Towards the end of her stay, Yvonne found herself neck deep in a diplomatic rumpus involving no less a personage than the Deputy Foreign Minister of Afghanistan. When one of the male jailers told her to take her washed, wet undergarments off the drying line, Yvonne flatly refused. The result: The Taliban's Deputy Foreign Minister was called in to mediate. The problem, it turned out was that her underwear was in full view of soldiers’ quarters. "The minister said, 'Look, if they see those things they will have impure thoughts'."
Struck by the absurdity, Yvonne remembers thinking, "Afghanistan was about to be bombed by the most powerful country in the world and all they were concerned about was my big, flappy, black knickers."

She adds, "I realised that the US doesn't have to bomb the Taliban — just fly in a regiment of women waving their underwear and they will all run off."

Then one day, Yvonne was told, "tomorrow you will go home, Insha Allah." Hardly daring to believe, Yvonne huddled in bed. Suddenly, outside with the sight and sound of the apocalypse the war began. "America dropped more than 30 cruise missiles on Kabul alone that night." As the building shuddered and the land was rent by fire, Yvonne thought of all who would die that night. "Bombs don't discriminate - civilians will always be the victims."

Convinced that her captors would never let her go after the massacre, Yvonne was stunned to find herself being driven back to the border and handed over to the proper authorities. "It was only once they let me go, that I realised they were decent, honourable people."

Predictably, a storm of controversy immediately came to life. "They [the media] wanted stories of burns, whips and rape…in fact everything the Americans did in Abu Ghraib. All I can say is, 'Thank God I was captured by the most evil, brutal regime in the world and not by the Americans!' "

Activist, journalist, and Islamic feminist

After her release, Yvonne decided to read the Qur'an. "The more I read, the more I was convinced that Islam was for me." In 2003 she converted to Islam. "It (the Qur'an) was crystal clear," she emphasises, "that women are equal in spirituality, worth and education." She cautions, "don't confuse cultural practices with Islam; if our Muslim brothers followed their faith to the letter, then Muslim women would have no problem with their men."

Yvonne is today a vocal, prolific journalist and anti-war activist. She refers to US President George W. Bush and British Prime Minister Tony Blair as the "evil twins" and lays the blame for thousands of innocent lives at their doorsteps. However, some thought she was going too far when she described the Taliban as the victims of "bad press".

"I am not saying that they were an ideal government," she says, "but the (Afghani) people crave their return because under the Taliban they had security." As evidence, she points out that not only did poppy production fall dramatically under Taliban rule, but so did incidents of rape and the sale of child brides.
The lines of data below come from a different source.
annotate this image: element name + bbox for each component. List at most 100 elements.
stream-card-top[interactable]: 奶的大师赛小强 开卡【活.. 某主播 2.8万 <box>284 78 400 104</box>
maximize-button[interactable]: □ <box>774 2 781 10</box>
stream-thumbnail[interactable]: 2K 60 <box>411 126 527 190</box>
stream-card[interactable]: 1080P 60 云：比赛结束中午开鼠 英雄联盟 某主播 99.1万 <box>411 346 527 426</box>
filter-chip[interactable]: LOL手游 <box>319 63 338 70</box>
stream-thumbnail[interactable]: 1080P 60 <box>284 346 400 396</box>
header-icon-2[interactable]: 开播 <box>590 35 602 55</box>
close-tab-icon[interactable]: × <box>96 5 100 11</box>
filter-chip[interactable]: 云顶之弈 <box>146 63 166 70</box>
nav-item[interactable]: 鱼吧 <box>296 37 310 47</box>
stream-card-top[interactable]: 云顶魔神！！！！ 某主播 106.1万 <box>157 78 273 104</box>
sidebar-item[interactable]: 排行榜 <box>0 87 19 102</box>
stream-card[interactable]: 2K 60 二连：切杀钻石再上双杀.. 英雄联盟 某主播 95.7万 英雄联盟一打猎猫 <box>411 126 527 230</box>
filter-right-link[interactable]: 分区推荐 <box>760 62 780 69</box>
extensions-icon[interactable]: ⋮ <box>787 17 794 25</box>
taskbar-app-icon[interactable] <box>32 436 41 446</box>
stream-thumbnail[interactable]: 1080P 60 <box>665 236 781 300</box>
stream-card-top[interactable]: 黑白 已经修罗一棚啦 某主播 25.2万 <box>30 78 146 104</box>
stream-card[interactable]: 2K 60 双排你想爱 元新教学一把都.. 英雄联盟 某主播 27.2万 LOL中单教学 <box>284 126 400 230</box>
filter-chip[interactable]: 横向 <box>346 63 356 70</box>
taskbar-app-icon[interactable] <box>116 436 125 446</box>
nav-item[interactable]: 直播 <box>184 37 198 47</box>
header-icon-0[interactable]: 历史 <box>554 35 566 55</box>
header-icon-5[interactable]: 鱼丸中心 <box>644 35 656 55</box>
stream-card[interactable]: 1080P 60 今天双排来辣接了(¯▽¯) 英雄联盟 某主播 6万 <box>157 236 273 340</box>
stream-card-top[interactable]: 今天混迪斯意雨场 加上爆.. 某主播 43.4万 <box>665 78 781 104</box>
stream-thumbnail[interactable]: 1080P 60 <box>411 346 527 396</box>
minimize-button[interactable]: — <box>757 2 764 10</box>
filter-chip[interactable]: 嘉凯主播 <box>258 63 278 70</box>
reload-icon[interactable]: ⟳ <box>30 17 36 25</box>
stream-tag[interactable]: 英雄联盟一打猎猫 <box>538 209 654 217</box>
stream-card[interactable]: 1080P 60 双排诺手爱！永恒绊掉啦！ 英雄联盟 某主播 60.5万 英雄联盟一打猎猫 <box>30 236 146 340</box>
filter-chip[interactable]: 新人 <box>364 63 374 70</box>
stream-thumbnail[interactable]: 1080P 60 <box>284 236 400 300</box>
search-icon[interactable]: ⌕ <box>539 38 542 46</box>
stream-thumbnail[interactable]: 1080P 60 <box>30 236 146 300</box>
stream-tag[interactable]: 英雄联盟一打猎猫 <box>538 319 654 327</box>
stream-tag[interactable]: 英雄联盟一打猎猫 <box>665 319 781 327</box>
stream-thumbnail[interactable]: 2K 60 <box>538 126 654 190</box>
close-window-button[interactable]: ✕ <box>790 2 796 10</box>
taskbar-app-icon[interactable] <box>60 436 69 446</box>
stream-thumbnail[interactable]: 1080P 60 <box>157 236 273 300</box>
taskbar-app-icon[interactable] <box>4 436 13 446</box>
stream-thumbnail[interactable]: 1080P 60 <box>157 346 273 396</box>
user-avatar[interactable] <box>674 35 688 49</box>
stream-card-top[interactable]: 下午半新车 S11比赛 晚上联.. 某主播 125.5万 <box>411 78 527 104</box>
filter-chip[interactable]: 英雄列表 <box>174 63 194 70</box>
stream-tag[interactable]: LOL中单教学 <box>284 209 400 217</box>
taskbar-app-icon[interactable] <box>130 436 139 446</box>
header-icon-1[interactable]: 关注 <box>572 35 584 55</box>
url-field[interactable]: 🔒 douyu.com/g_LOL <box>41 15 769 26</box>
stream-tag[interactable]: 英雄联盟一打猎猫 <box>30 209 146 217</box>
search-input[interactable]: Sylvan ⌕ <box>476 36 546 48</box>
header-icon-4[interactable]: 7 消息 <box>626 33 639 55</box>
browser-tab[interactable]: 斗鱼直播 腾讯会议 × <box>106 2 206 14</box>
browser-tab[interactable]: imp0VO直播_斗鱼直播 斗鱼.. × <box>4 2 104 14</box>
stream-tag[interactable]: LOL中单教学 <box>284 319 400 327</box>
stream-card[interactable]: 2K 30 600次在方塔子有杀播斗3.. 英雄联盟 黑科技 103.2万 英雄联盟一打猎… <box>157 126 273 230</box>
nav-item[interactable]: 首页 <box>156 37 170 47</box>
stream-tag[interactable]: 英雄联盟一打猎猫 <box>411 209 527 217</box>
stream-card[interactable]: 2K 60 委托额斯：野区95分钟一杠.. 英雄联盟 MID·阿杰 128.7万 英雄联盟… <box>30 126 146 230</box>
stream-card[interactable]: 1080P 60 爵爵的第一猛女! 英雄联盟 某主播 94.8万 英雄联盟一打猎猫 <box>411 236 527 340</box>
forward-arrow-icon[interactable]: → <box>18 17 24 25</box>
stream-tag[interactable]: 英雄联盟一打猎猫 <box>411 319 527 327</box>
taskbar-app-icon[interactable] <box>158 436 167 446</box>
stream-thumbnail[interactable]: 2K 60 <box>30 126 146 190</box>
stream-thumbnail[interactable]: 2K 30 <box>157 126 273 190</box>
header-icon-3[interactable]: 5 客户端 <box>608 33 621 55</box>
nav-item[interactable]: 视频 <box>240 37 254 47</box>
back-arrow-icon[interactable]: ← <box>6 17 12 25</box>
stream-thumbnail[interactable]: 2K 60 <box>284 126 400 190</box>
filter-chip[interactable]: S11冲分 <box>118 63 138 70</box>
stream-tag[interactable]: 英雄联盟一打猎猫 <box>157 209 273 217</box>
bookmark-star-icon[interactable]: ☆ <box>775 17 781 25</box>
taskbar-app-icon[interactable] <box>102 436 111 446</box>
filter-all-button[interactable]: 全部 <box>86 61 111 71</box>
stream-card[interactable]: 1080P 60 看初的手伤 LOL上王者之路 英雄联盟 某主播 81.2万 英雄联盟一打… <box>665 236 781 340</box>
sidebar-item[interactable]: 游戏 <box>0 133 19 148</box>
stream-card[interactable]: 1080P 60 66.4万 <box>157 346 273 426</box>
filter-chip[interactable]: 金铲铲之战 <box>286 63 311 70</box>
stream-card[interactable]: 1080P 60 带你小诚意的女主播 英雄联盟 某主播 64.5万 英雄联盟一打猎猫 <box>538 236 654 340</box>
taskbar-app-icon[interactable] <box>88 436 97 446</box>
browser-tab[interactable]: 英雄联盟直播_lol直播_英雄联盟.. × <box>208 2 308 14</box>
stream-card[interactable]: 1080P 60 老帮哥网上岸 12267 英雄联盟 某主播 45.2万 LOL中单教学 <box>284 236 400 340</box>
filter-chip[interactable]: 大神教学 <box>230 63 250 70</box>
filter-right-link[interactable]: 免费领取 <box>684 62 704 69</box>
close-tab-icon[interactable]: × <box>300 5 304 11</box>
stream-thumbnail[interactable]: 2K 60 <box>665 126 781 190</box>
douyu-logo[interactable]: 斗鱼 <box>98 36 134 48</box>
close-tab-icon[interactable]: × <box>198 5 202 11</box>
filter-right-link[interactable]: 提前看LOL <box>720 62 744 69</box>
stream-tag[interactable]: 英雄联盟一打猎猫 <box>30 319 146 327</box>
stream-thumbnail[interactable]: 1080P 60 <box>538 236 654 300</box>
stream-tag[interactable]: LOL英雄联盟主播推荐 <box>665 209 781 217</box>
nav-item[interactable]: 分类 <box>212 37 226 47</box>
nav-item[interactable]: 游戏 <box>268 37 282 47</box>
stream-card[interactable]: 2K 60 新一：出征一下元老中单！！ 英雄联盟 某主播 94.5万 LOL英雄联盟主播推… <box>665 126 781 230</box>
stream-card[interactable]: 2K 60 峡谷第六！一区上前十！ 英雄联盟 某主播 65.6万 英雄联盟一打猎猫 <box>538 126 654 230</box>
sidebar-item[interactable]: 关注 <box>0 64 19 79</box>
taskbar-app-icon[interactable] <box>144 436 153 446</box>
Today, under the current administration, all those numbers are back and rising.

Notorious for her dislike of Zionists, Israel and Tony Blair in particular, Yvonne herself has got a lot of bad press.

But she's not backing down, and she's not giving up; and as the current Political Editor for the Islamic Channel she can make her views heard.

A source of inspiration for an increasingly beleaguered Muslim community, Yvonne says she herself draws comfort from an unconquerable sense of humour. "The ability to laugh is a great way to balance out the adversity."

Here at the invitation of the Centre For Islamic Studies, Yvonne Ridley will deliver a lecture on ‘Who controls world terrorism’ at the BMICH today at 4 p.m. The lecture is open to the public, free of charge.